IFRRO, the International Federation of Reproduction Rights Organisations, is the global industry body for collective management organisations in the text/image sector. We facilitate, on an international basis, the collective management of reproduction and other rights in text and image works through the co-operation of our 150+ member organisations drawn from more than 85 countries around the world. IFRRO members represent many millions of authors, visual artists, and publishers of books, journals, newspapers, magazines, and printed music. Throughout the world, IFRRO members stimulate creativity, diversity and investment in cultural goods as a useful tool for rightsholders, consumers, especially from the educational sector, the economy, and society as a whole.
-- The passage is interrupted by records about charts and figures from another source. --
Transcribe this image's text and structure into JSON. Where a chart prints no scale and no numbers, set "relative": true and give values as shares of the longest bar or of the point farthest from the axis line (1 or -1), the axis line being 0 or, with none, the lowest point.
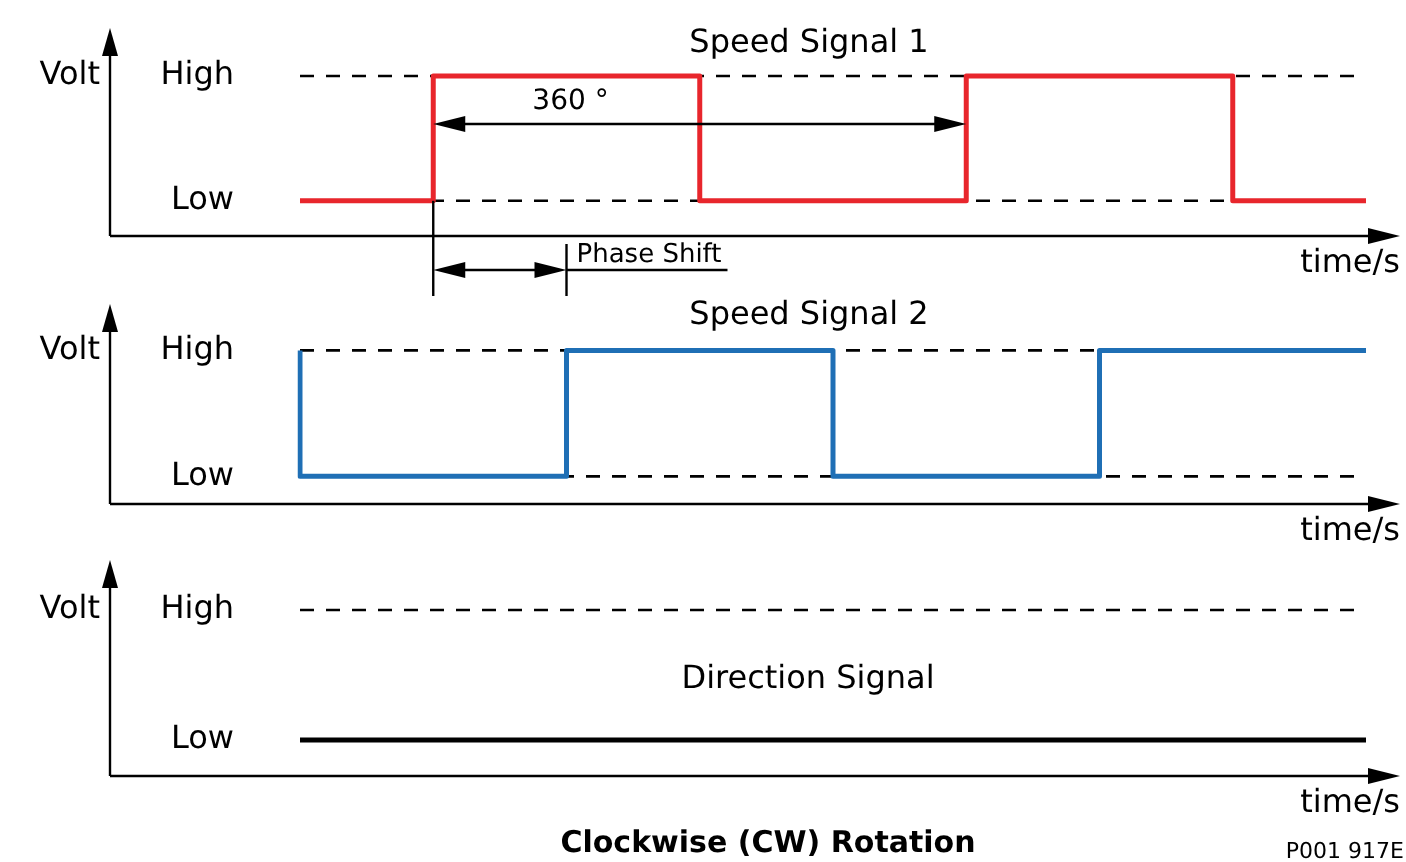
{
  "chart_data": [
    {
      "type": "step",
      "title": "Speed Signal 1",
      "xlabel": "time/s",
      "ylabel": "Volt",
      "categories": [
        null,
        null,
        null,
        null,
        null,
        null,
        null,
        null,
        null
      ],
      "relative": true,
      "tick_labels": false,
      "series": [
        {
          "color": "#e8262c",
          "values": [
            0.22,
            0.22,
            1,
            1,
            0.22,
            0.22,
            1,
            1,
            0.22
          ]
        }
      ],
      "ref_lines": [
        {
          "axis": "y",
          "value": 1,
          "label": "High",
          "line_style": "dashed",
          "color": "#000000"
        },
        {
          "axis": "y",
          "value": 0.22,
          "label": "Low",
          "line_style": "dashed",
          "color": "#000000"
        }
      ],
      "annotations": [
        "360 °",
        "Phase Shift"
      ]
    },
    {
      "type": "step",
      "title": "Speed Signal 2",
      "xlabel": "time/s",
      "ylabel": "Volt",
      "categories": [
        null,
        null,
        null,
        null,
        null,
        null,
        null,
        null,
        null
      ],
      "relative": true,
      "tick_labels": false,
      "series": [
        {
          "color": "#1f6fb5",
          "values": [
            1,
            0.18,
            0.18,
            1,
            1,
            0.18,
            0.18,
            1,
            1
          ]
        }
      ],
      "ref_lines": [
        {
          "axis": "y",
          "value": 1,
          "label": "High",
          "line_style": "dashed",
          "color": "#000000"
        },
        {
          "axis": "y",
          "value": 0.18,
          "label": "Low",
          "line_style": "dashed",
          "color": "#000000"
        }
      ]
    },
    {
      "type": "other",
      "title": "Direction Signal",
      "xlabel": "time/s",
      "ylabel": "Volt",
      "annotations": [
        "High",
        "Low",
        "Clockwise (CW) Rotation",
        "P001 917E"
      ]
    }
  ]
}
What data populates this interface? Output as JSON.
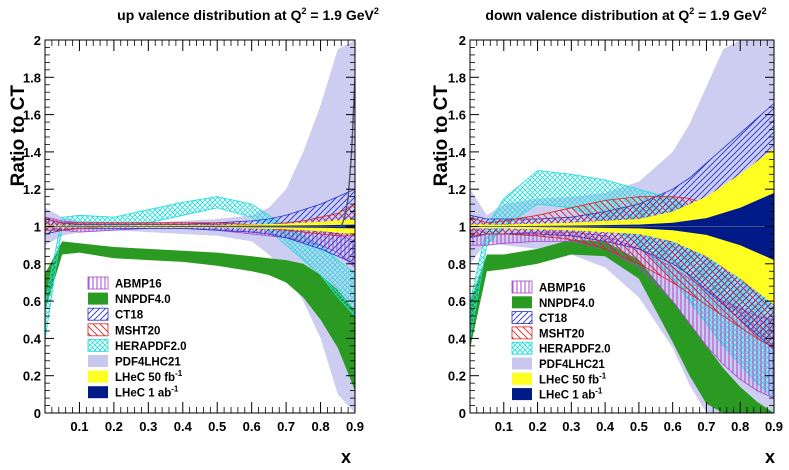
{
  "chart_data": [
    {
      "type": "area",
      "panel": "left",
      "title": {
        "main": "up valence distribution at Q",
        "sup1": "2",
        "mid": " = 1.9 GeV",
        "sup2": "2"
      },
      "ylabel": "Ratio to CT",
      "xlabel": "x",
      "xlim": [
        0.0,
        0.9
      ],
      "ylim": [
        0,
        2
      ],
      "xticks": [
        "0.1",
        "0.2",
        "0.3",
        "0.4",
        "0.5",
        "0.6",
        "0.7",
        "0.8",
        "0.9"
      ],
      "yticks": [
        "0",
        "0.2",
        "0.4",
        "0.6",
        "0.8",
        "1",
        "1.2",
        "1.4",
        "1.6",
        "1.8",
        "2"
      ],
      "legend_position": "bottom-left",
      "legend": [
        {
          "label": "ABMP16",
          "sup": "",
          "color": "#aa44cc",
          "style": "hatch-v"
        },
        {
          "label": "NNPDF4.0",
          "sup": "",
          "color": "#2a9a22",
          "style": "solid"
        },
        {
          "label": "CT18",
          "sup": "",
          "color": "#2233cc",
          "style": "hatch-d"
        },
        {
          "label": "MSHT20",
          "sup": "",
          "color": "#dd2222",
          "style": "hatch-d2"
        },
        {
          "label": "HERAPDF2.0",
          "sup": "",
          "color": "#22dddd",
          "style": "hatch-x"
        },
        {
          "label": "PDF4LHC21",
          "sup": "",
          "color": "#c8c8ef",
          "style": "solid"
        },
        {
          "label": "LHeC 50 fb",
          "sup": "-1",
          "color": "#ffff22",
          "style": "solid"
        },
        {
          "label": "LHeC 1 ab",
          "sup": "-1",
          "color": "#001a88",
          "style": "solid"
        }
      ],
      "series": [
        {
          "name": "PDF4LHC21",
          "x": [
            0.001,
            0.05,
            0.1,
            0.2,
            0.3,
            0.4,
            0.5,
            0.6,
            0.65,
            0.7,
            0.75,
            0.8,
            0.85,
            0.9
          ],
          "lo": [
            0.9,
            0.95,
            0.97,
            0.98,
            0.97,
            0.96,
            0.95,
            0.92,
            0.85,
            0.75,
            0.6,
            0.4,
            0.1,
            0.0
          ],
          "hi": [
            1.1,
            1.05,
            1.03,
            1.02,
            1.02,
            1.03,
            1.04,
            1.06,
            1.1,
            1.2,
            1.4,
            1.65,
            1.95,
            2.0
          ]
        },
        {
          "name": "NNPDF4.0",
          "x": [
            0.001,
            0.05,
            0.1,
            0.2,
            0.3,
            0.4,
            0.5,
            0.6,
            0.65,
            0.7,
            0.75,
            0.8,
            0.85,
            0.9
          ],
          "lo": [
            0.55,
            0.85,
            0.86,
            0.83,
            0.82,
            0.81,
            0.79,
            0.76,
            0.74,
            0.7,
            0.62,
            0.5,
            0.35,
            0.12
          ],
          "hi": [
            0.75,
            0.92,
            0.91,
            0.89,
            0.88,
            0.87,
            0.86,
            0.84,
            0.83,
            0.82,
            0.8,
            0.74,
            0.66,
            0.55
          ]
        },
        {
          "name": "HERAPDF2.0",
          "x": [
            0.001,
            0.05,
            0.1,
            0.2,
            0.3,
            0.4,
            0.5,
            0.6,
            0.65,
            0.7,
            0.75,
            0.8,
            0.85,
            0.9
          ],
          "lo": [
            0.4,
            1.0,
            1.01,
            1.0,
            1.02,
            1.06,
            1.1,
            1.05,
            0.98,
            0.9,
            0.82,
            0.74,
            0.62,
            0.52
          ],
          "hi": [
            0.6,
            1.05,
            1.06,
            1.05,
            1.09,
            1.13,
            1.16,
            1.12,
            1.06,
            1.0,
            0.95,
            0.9,
            0.82,
            0.75
          ]
        },
        {
          "name": "ABMP16",
          "x": [
            0.001,
            0.05,
            0.1,
            0.2,
            0.3,
            0.4,
            0.5,
            0.6,
            0.65,
            0.7,
            0.75,
            0.8,
            0.85,
            0.9
          ],
          "lo": [
            1.0,
            0.98,
            0.97,
            0.98,
            0.99,
            0.99,
            0.98,
            0.96,
            0.95,
            0.94,
            0.92,
            0.9,
            0.86,
            0.78
          ],
          "hi": [
            1.05,
            1.03,
            1.02,
            1.02,
            1.02,
            1.02,
            1.01,
            1.0,
            0.99,
            0.99,
            0.98,
            0.98,
            0.96,
            0.92
          ]
        },
        {
          "name": "CT18",
          "x": [
            0.001,
            0.05,
            0.1,
            0.2,
            0.3,
            0.4,
            0.5,
            0.6,
            0.65,
            0.7,
            0.75,
            0.8,
            0.85,
            0.9
          ],
          "lo": [
            0.96,
            0.98,
            0.99,
            0.99,
            0.99,
            0.99,
            0.98,
            0.97,
            0.96,
            0.94,
            0.91,
            0.88,
            0.84,
            0.8
          ],
          "hi": [
            1.04,
            1.02,
            1.01,
            1.01,
            1.01,
            1.01,
            1.02,
            1.03,
            1.04,
            1.06,
            1.09,
            1.12,
            1.16,
            1.2
          ]
        },
        {
          "name": "MSHT20",
          "x": [
            0.001,
            0.05,
            0.1,
            0.2,
            0.3,
            0.4,
            0.5,
            0.6,
            0.65,
            0.7,
            0.75,
            0.8,
            0.85,
            0.9
          ],
          "lo": [
            0.98,
            0.98,
            0.99,
            1.0,
            1.0,
            1.0,
            1.0,
            0.99,
            0.99,
            0.98,
            0.97,
            0.96,
            0.95,
            0.95
          ],
          "hi": [
            1.04,
            1.02,
            1.02,
            1.02,
            1.02,
            1.02,
            1.02,
            1.01,
            1.01,
            1.02,
            1.03,
            1.05,
            1.07,
            1.12
          ]
        },
        {
          "name": "LHeC 50 fb-1",
          "x": [
            0.001,
            0.1,
            0.3,
            0.5,
            0.7,
            0.8,
            0.9
          ],
          "lo": [
            0.995,
            0.995,
            0.994,
            0.993,
            0.985,
            0.975,
            0.96
          ],
          "hi": [
            1.005,
            1.005,
            1.006,
            1.007,
            1.015,
            1.025,
            1.04
          ]
        },
        {
          "name": "LHeC 1 ab-1",
          "x": [
            0.001,
            0.1,
            0.3,
            0.5,
            0.7,
            0.8,
            0.9
          ],
          "lo": [
            0.998,
            0.998,
            0.998,
            0.997,
            0.995,
            0.993,
            0.99
          ],
          "hi": [
            1.002,
            1.002,
            1.002,
            1.003,
            1.005,
            1.007,
            1.01
          ]
        }
      ],
      "spike_line": {
        "name": "PDF4LHC21 edge",
        "x": [
          0.86,
          0.87,
          0.88,
          0.89,
          0.9
        ],
        "y": [
          1.0,
          1.05,
          1.15,
          1.4,
          1.8
        ]
      }
    },
    {
      "type": "area",
      "panel": "right",
      "title": {
        "main": "down valence distribution at Q",
        "sup1": "2",
        "mid": " = 1.9 GeV",
        "sup2": "2"
      },
      "ylabel": "Ratio to CT",
      "xlabel": "x",
      "xlim": [
        0.0,
        0.9
      ],
      "ylim": [
        0,
        2
      ],
      "xticks": [
        "0.1",
        "0.2",
        "0.3",
        "0.4",
        "0.5",
        "0.6",
        "0.7",
        "0.8",
        "0.9"
      ],
      "yticks": [
        "0",
        "0.2",
        "0.4",
        "0.6",
        "0.8",
        "1",
        "1.2",
        "1.4",
        "1.6",
        "1.8",
        "2"
      ],
      "legend_position": "bottom-left",
      "legend": [
        {
          "label": "ABMP16",
          "sup": "",
          "color": "#aa44cc",
          "style": "hatch-v"
        },
        {
          "label": "NNPDF4.0",
          "sup": "",
          "color": "#2a9a22",
          "style": "solid"
        },
        {
          "label": "CT18",
          "sup": "",
          "color": "#2233cc",
          "style": "hatch-d"
        },
        {
          "label": "MSHT20",
          "sup": "",
          "color": "#dd2222",
          "style": "hatch-d2"
        },
        {
          "label": "HERAPDF2.0",
          "sup": "",
          "color": "#22dddd",
          "style": "hatch-x"
        },
        {
          "label": "PDF4LHC21",
          "sup": "",
          "color": "#c8c8ef",
          "style": "solid"
        },
        {
          "label": "LHeC 50 fb",
          "sup": "-1",
          "color": "#ffff22",
          "style": "solid"
        },
        {
          "label": "LHeC 1 ab",
          "sup": "-1",
          "color": "#001a88",
          "style": "solid"
        }
      ],
      "series": [
        {
          "name": "PDF4LHC21",
          "x": [
            0.001,
            0.05,
            0.1,
            0.2,
            0.3,
            0.4,
            0.5,
            0.6,
            0.65,
            0.7,
            0.75,
            0.8,
            0.85,
            0.9
          ],
          "lo": [
            0.8,
            0.92,
            0.9,
            0.88,
            0.85,
            0.78,
            0.62,
            0.35,
            0.15,
            0.0,
            0.0,
            0.0,
            0.0,
            0.0
          ],
          "hi": [
            1.2,
            1.06,
            1.12,
            1.15,
            1.16,
            1.18,
            1.24,
            1.4,
            1.55,
            1.75,
            1.95,
            2.0,
            2.0,
            2.0
          ]
        },
        {
          "name": "NNPDF4.0",
          "x": [
            0.001,
            0.05,
            0.1,
            0.2,
            0.3,
            0.4,
            0.5,
            0.6,
            0.65,
            0.7,
            0.75,
            0.8,
            0.85,
            0.9
          ],
          "lo": [
            0.35,
            0.76,
            0.77,
            0.8,
            0.85,
            0.84,
            0.72,
            0.38,
            0.2,
            0.05,
            0.0,
            0.0,
            0.0,
            0.0
          ],
          "hi": [
            0.6,
            0.85,
            0.85,
            0.88,
            0.93,
            0.92,
            0.82,
            0.6,
            0.48,
            0.36,
            0.24,
            0.14,
            0.06,
            0.0
          ]
        },
        {
          "name": "HERAPDF2.0",
          "x": [
            0.001,
            0.05,
            0.1,
            0.2,
            0.3,
            0.4,
            0.5,
            0.6,
            0.65,
            0.7,
            0.75,
            0.8,
            0.85,
            0.9
          ],
          "lo": [
            0.4,
            0.9,
            1.0,
            1.12,
            1.1,
            1.02,
            0.9,
            0.72,
            0.6,
            0.48,
            0.36,
            0.26,
            0.16,
            0.08
          ],
          "hi": [
            0.6,
            1.0,
            1.15,
            1.3,
            1.28,
            1.25,
            1.2,
            1.15,
            1.1,
            1.05,
            0.95,
            0.82,
            0.7,
            0.58
          ]
        },
        {
          "name": "ABMP16",
          "x": [
            0.001,
            0.05,
            0.1,
            0.2,
            0.3,
            0.4,
            0.5,
            0.6,
            0.65,
            0.7,
            0.75,
            0.8,
            0.85,
            0.9
          ],
          "lo": [
            0.9,
            0.9,
            0.91,
            0.92,
            0.92,
            0.88,
            0.78,
            0.6,
            0.48,
            0.36,
            0.26,
            0.18,
            0.12,
            0.08
          ],
          "hi": [
            1.0,
            0.96,
            0.96,
            0.97,
            0.97,
            0.95,
            0.88,
            0.78,
            0.72,
            0.66,
            0.6,
            0.56,
            0.52,
            0.5
          ]
        },
        {
          "name": "CT18",
          "x": [
            0.001,
            0.05,
            0.1,
            0.2,
            0.3,
            0.4,
            0.5,
            0.6,
            0.65,
            0.7,
            0.75,
            0.8,
            0.85,
            0.9
          ],
          "lo": [
            0.94,
            0.96,
            0.96,
            0.96,
            0.95,
            0.92,
            0.88,
            0.8,
            0.74,
            0.66,
            0.58,
            0.5,
            0.42,
            0.34
          ],
          "hi": [
            1.06,
            1.04,
            1.04,
            1.04,
            1.05,
            1.08,
            1.12,
            1.2,
            1.26,
            1.34,
            1.42,
            1.5,
            1.58,
            1.66
          ]
        },
        {
          "name": "MSHT20",
          "x": [
            0.001,
            0.05,
            0.1,
            0.2,
            0.3,
            0.4,
            0.5,
            0.6,
            0.65,
            0.7,
            0.75,
            0.8,
            0.85,
            0.9
          ],
          "lo": [
            0.95,
            0.96,
            0.96,
            0.95,
            0.93,
            0.88,
            0.8,
            0.7,
            0.64,
            0.58,
            0.52,
            0.46,
            0.4,
            0.35
          ],
          "hi": [
            1.05,
            1.02,
            1.03,
            1.06,
            1.1,
            1.14,
            1.16,
            1.16,
            1.15,
            1.12,
            1.08,
            1.04,
            1.0,
            0.95
          ]
        },
        {
          "name": "LHeC 50 fb-1",
          "x": [
            0.001,
            0.1,
            0.3,
            0.5,
            0.6,
            0.7,
            0.8,
            0.9
          ],
          "lo": [
            0.99,
            0.99,
            0.98,
            0.96,
            0.92,
            0.84,
            0.72,
            0.58
          ],
          "hi": [
            1.01,
            1.01,
            1.02,
            1.04,
            1.08,
            1.16,
            1.28,
            1.42
          ]
        },
        {
          "name": "LHeC 1 ab-1",
          "x": [
            0.001,
            0.1,
            0.3,
            0.5,
            0.6,
            0.7,
            0.8,
            0.9
          ],
          "lo": [
            0.998,
            0.998,
            0.995,
            0.99,
            0.98,
            0.955,
            0.9,
            0.82
          ],
          "hi": [
            1.002,
            1.002,
            1.005,
            1.01,
            1.02,
            1.045,
            1.1,
            1.18
          ]
        }
      ]
    }
  ]
}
The International Publishers Association (IPA) is the world’s largest federation of publishers associations with 101 members in 81 countries, including the Publishers Association of South Africa, PASA. Established in 1896, the IPA is an industry body with a human rights mandate. The IPA’s mission is to promote and protect publishing and to raise awareness of publishing as a force for economic, cultural and social development. Working in cooperation with the World Intellectual Property Organization (WIPO) and numerous international NGOs, the IPA champions the interests of book and journal publishing at national and supranational level. Internationally, the IPA actively opposes censorship and promotes copyright, freedom to publish (including through the IPA Prix Voltaire), and literacy.

The International Association of Scientific, Technical and Medical Publishers (“STM”) is a non-profit international trade association of more than 140 scholarly, scientific, technical, medical, and professional publishers collectively responsible for more than two-thirds of the English-language scholarly and professional literature. STM works to support the integrity and quality of the scholarly record on behalf of its members. First organized in 1969, STM is based in The Netherlands and has members in Europe, North America, and Asia. STM is an accredited observer at WIPO.